Fim das Taxas Shein, Shopee e AliExpress? Lula assinou Medida Provisória do fim da ‘taxa das blusinhas’
Lula assinou medida provisória que zera imposto federal sobre compras internacionais de até US$ 50. Mudança atinge Shein, Shopee e AliExpress e entra em vigor imediatamente.
O governo federal anunciou nesta terça-feira (12) o fim da cobrança do imposto federal de importação sobre compras internacionais de até US$ 50, medida que encerra a chamada “taxa das blusinhas”, criada em 2024 e alvo de críticas desde a implementação. A mudança foi oficializada por meio de uma Medida Provisória assinada pelo presidente Luiz Inácio Lula da Silva e publicada em edição extra do Diário Oficial da União.
Segundo o Ministério da Fazenda, a decisão entra em vigor imediatamente. A medida também foi acompanhada de uma portaria que estabelece alíquota zero para esse tipo de operação. O imposto federal de 20% incidia sobre compras feitas em plataformas estrangeiras como Shein, Shopee e AliExpress, especialmente em produtos de baixo valor, como roupas, acessórios, eletrônicos e itens domésticos.
O que muda nas compras internacionais
Apesar do fim do imposto federal, as compras continuam sujeitas ao ICMS de 17%, cobrado pelos estados. Na prática, o consumidor deixa de pagar a taxa federal criada pela Lei 14.902/2024, mas ainda terá tributação estadual sobre os produtos importados.
O anúncio foi feito pelo secretário-executivo do Ministério da Fazenda, Rogério Ceron, que afirmou que a medida só foi possível após a reorganização do setor de remessas internacionais dentro do programa Remessa Conforme.
“Compras até US$ 50 estão com tributo zerado. Só foi possível após regularizar o setor. O contrabando foi eliminado”, afirmou Ceron durante o anúncio.

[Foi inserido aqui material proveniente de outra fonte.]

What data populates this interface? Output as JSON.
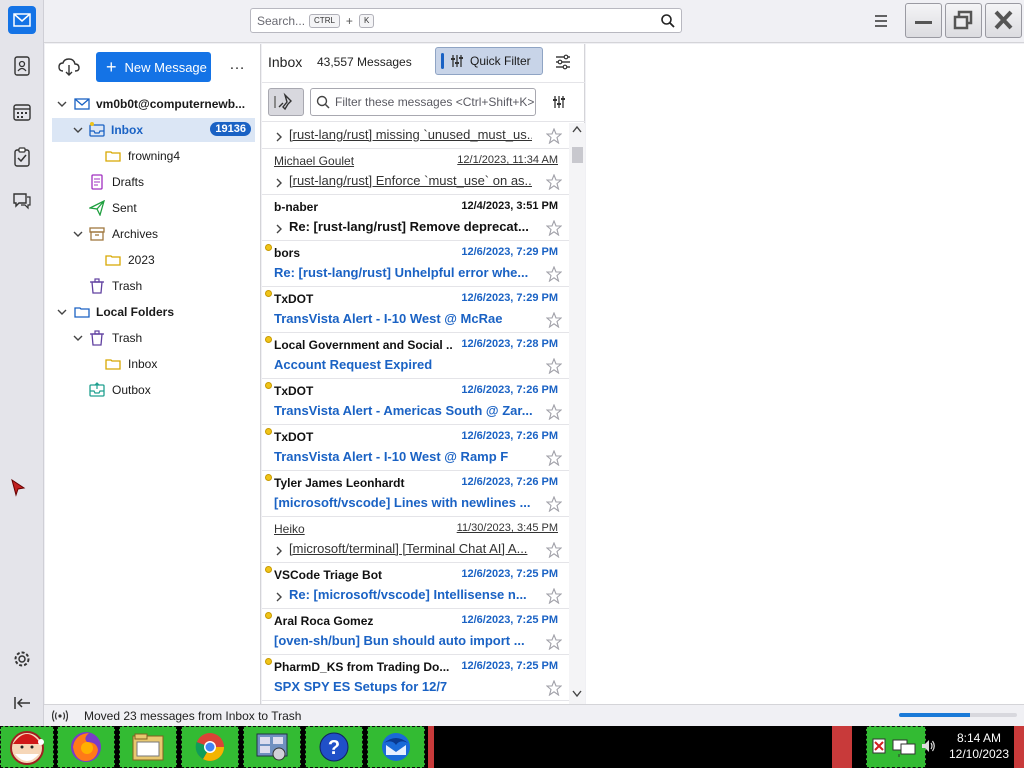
{
  "titlebar": {
    "search_placeholder": "Search...",
    "search_kbd1": "CTRL",
    "search_plus": "+",
    "search_kbd2": "K"
  },
  "spaces": {
    "items": [
      "mail-icon",
      "address-book-icon",
      "calendar-icon",
      "tasks-icon",
      "chat-icon"
    ],
    "bottom": [
      "settings-icon",
      "collapse-icon"
    ]
  },
  "folderpane": {
    "new_message_label": "New Message",
    "more_label": "…",
    "account": "vm0b0t@computernewb...",
    "inbox_label": "Inbox",
    "inbox_unread": "19136",
    "frowning_label": "frowning4",
    "drafts_label": "Drafts",
    "sent_label": "Sent",
    "archives_label": "Archives",
    "archive_2023_label": "2023",
    "trash_label": "Trash",
    "local_folders_label": "Local Folders",
    "local_trash_label": "Trash",
    "local_inbox_label": "Inbox",
    "outbox_label": "Outbox"
  },
  "threadpane": {
    "folder_name": "Inbox",
    "message_count": "43,557 Messages",
    "quick_filter_label": "Quick Filter",
    "filter_placeholder": "Filter these messages <Ctrl+Shift+K>"
  },
  "messages": [
    {
      "sender": "",
      "date": "",
      "subject": "[rust-lang/rust] missing `unused_must_us...",
      "state": "read",
      "thread": true
    },
    {
      "sender": "Michael Goulet",
      "date": "12/1/2023, 11:34 AM",
      "subject": "[rust-lang/rust] Enforce `must_use` on as...",
      "state": "read",
      "thread": true
    },
    {
      "sender": "b-naber",
      "date": "12/4/2023, 3:51 PM",
      "subject": "Re: [rust-lang/rust] Remove deprecat...",
      "state": "bold",
      "thread": true
    },
    {
      "sender": "bors",
      "date": "12/6/2023, 7:29 PM",
      "subject": "Re: [rust-lang/rust] Unhelpful error whe...",
      "state": "unread",
      "thread": false
    },
    {
      "sender": "TxDOT",
      "date": "12/6/2023, 7:29 PM",
      "subject": "TransVista Alert - I-10 West @ McRae",
      "state": "unread",
      "thread": false
    },
    {
      "sender": "Local Government and Social ...",
      "date": "12/6/2023, 7:28 PM",
      "subject": "Account Request Expired",
      "state": "unread",
      "thread": false
    },
    {
      "sender": "TxDOT",
      "date": "12/6/2023, 7:26 PM",
      "subject": "TransVista Alert - Americas South @ Zar...",
      "state": "unread",
      "thread": false
    },
    {
      "sender": "TxDOT",
      "date": "12/6/2023, 7:26 PM",
      "subject": "TransVista Alert - I-10 West @ Ramp F",
      "state": "unread",
      "thread": false
    },
    {
      "sender": "Tyler James Leonhardt",
      "date": "12/6/2023, 7:26 PM",
      "subject": "[microsoft/vscode] Lines with newlines ...",
      "state": "unread",
      "thread": false
    },
    {
      "sender": "Heiko",
      "date": "11/30/2023, 3:45 PM",
      "subject": "[microsoft/terminal] [Terminal Chat AI] A...",
      "state": "read",
      "thread": true
    },
    {
      "sender": "VSCode Triage Bot",
      "date": "12/6/2023, 7:25 PM",
      "subject": "Re: [microsoft/vscode] Intellisense n...",
      "state": "unread",
      "thread": true
    },
    {
      "sender": "Aral Roca Gomez",
      "date": "12/6/2023, 7:25 PM",
      "subject": "[oven-sh/bun] Bun should auto import ...",
      "state": "unread",
      "thread": false
    },
    {
      "sender": "PharmD_KS from Trading Do...",
      "date": "12/6/2023, 7:25 PM",
      "subject": "SPX SPY ES Setups for 12/7",
      "state": "unread",
      "thread": false
    }
  ],
  "statusbar": {
    "text": "Moved 23 messages from Inbox to Trash",
    "progress": 0.6
  },
  "taskbar": {
    "clock_time": "8:14 AM",
    "clock_date": "12/10/2023"
  },
  "colors": {
    "accent": "#1473e6",
    "unread": "#1a62c4",
    "taskbar_green": "#33bb33",
    "taskbar_red": "#c83a3a"
  }
}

A cobrança entrou em vigor em agosto de 2024, após pressão do varejo nacional, que alegava concorrência desleal de plataformas estrangeiras. Empresas brasileiras reclamavam que produtos importados chegavam ao consumidor com carga tributária menor do que a aplicada ao comércio nacional.
Arrecadação bilionária e impacto nos Correios
A taxa rapidamente se transformou em uma nova fonte de arrecadação para a União. Já no primeiro mês de vigência, o governo arrecadou R$ 158,5 milhões com a cobrança. Em novembro de 2024, o valor mensal atingiu R$ 224,6 milhões.
| Período | Arrecadação |
|---|---|
| Primeiro mês | R$ 158,5 milhões |
| Pico mensal | R$ 224,6 milhões |
| Média mensal | R$ 179,3 milhões |
Ao mesmo tempo, os Correios registraram forte queda nas receitas ligadas ao transporte internacional de encomendas. Segundo balanço financeiro da estatal, a participação desse segmento despencou de 22% para 9,6% da receita total após o início da tributação.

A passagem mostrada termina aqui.